Geographical Importance: Asia Investing Saudi Arabia
Saudi Arabia is a strategic location at the crossroads of three continents – Asia, Africa and Europe. This is why, the Kingdom is well placed to foster relationships across the globe.
It is clear that Saudi Arabia’s economic relationships are evolving closer to Asia. Whilst not displacing traditionally strong relationships with Western countries, deepening ties with the East are being driven by mutually beneficial trade and investment opportunities.
Inflows of investment and expertise from Asia are to a large extent attributable to economic diversification initiatives in Saudi Arabia and the Giga projects.
Outflows from goods trade to Asia are primarily in the oil and gas sector. For example, in 2021, the KSA was the largest supplier of oil to China. Moreover, renewable energy becoming increasingly significant as it contributes to Asia’s green agenda and plans for energy security in the future. Sovereign wealth funds are also looking East for investment opportunities.
Many opportunities for outbound investment are being led primarily by the PIF as well as companies such as Aramco and Dar Al Arkan. PIF has a focus on the infrastructure, energy, and renewables sectors. India, China and Malaysia are key destinations for investment in the Asia region.
China Investing Saudi Arabia
China is already one of Saudi Arabia’s largest trading partners. As at August 2023, China is the main destination for exports of Saudi Arabia, according to statistics released by the General Authority for Statistics.

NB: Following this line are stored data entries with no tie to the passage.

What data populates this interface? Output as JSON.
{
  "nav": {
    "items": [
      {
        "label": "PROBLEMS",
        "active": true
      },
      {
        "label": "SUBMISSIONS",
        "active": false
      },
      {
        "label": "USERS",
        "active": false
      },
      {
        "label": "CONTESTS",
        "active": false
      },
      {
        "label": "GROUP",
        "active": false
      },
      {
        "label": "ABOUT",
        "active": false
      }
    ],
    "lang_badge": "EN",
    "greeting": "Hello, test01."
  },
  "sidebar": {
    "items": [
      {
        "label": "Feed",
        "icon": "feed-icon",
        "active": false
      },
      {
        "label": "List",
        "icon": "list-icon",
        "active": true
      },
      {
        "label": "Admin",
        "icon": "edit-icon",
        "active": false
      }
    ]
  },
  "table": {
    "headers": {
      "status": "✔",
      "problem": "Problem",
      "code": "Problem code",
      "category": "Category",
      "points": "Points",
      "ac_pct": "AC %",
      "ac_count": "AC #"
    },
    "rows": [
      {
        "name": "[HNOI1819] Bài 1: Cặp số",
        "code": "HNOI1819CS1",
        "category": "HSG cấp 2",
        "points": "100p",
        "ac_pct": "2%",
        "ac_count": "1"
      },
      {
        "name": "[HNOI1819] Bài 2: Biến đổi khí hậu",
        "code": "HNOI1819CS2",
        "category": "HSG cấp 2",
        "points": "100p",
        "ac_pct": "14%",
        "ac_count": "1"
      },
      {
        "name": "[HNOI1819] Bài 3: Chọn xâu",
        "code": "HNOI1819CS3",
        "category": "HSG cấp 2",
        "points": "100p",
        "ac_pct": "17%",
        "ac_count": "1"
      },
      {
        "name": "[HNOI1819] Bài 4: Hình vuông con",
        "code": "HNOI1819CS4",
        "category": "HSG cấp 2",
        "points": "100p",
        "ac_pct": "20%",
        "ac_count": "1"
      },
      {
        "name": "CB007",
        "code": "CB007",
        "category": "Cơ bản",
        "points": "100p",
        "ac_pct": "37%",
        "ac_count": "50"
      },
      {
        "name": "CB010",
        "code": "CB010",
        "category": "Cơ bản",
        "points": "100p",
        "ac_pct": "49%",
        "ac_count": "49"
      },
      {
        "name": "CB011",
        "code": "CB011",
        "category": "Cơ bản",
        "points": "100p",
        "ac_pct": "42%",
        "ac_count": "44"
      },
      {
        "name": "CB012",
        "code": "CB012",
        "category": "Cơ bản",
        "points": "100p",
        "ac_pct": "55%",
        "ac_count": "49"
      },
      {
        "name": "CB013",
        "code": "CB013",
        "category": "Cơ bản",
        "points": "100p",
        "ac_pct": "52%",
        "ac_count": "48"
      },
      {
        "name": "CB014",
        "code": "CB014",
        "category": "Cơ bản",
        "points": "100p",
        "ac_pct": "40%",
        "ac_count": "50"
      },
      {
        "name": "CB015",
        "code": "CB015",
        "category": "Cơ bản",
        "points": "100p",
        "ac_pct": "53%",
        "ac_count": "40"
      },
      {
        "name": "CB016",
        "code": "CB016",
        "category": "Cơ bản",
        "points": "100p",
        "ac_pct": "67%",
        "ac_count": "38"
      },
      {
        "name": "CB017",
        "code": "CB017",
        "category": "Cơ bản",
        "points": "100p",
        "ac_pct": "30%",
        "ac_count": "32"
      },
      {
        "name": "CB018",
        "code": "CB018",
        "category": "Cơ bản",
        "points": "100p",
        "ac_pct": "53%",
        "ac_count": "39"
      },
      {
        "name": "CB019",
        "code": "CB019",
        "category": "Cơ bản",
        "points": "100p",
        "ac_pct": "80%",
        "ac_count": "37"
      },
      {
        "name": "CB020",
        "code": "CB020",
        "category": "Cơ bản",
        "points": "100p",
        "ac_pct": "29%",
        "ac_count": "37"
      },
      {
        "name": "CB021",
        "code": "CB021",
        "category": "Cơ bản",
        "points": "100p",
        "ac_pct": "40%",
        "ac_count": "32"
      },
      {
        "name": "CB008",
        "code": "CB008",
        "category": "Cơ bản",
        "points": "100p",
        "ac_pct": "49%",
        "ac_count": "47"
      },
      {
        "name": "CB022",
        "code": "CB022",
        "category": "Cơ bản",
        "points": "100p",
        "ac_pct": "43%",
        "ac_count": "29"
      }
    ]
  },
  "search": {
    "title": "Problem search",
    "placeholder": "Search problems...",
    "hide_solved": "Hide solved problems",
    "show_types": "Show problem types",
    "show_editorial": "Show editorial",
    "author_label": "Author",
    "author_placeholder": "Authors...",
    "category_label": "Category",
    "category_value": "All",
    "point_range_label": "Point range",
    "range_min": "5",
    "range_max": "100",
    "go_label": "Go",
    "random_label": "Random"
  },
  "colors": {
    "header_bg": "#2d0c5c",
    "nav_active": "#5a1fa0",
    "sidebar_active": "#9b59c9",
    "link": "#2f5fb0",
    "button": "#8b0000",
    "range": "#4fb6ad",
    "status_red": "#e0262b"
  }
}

In the first half of 2022, Saudi Arabia was the single largest recipient of investment from China at US$5.5bn. China was the top investor in Saudi Arabia by deal volume in Q2 2023, according to MISA.
More recently, Saudi Arabia signed 12 cooperation agreements worth in excess of US$1.3bn with Chinese companies and banks at an investment forum held in Beijing.
Saudi Arabia’s need for investment and expertise, in particular, in the technology, construction and infrastructure, logistics and renewables sectors, complements China’s Belt and Road Initiative (“BRI”) development strategy. China’s BRI aims to build connectivity and co-operation across the world. Since the launch of the BRI initiative, China’s foreign direct investment in Saudi Arabia has grown rapidly. In conclusion, closer coordination of the BRI and Vision 2030 is anticipated. This came in line with announcements following meetings between Crown Prince bin Salman and Chinese President Jinping in 2019.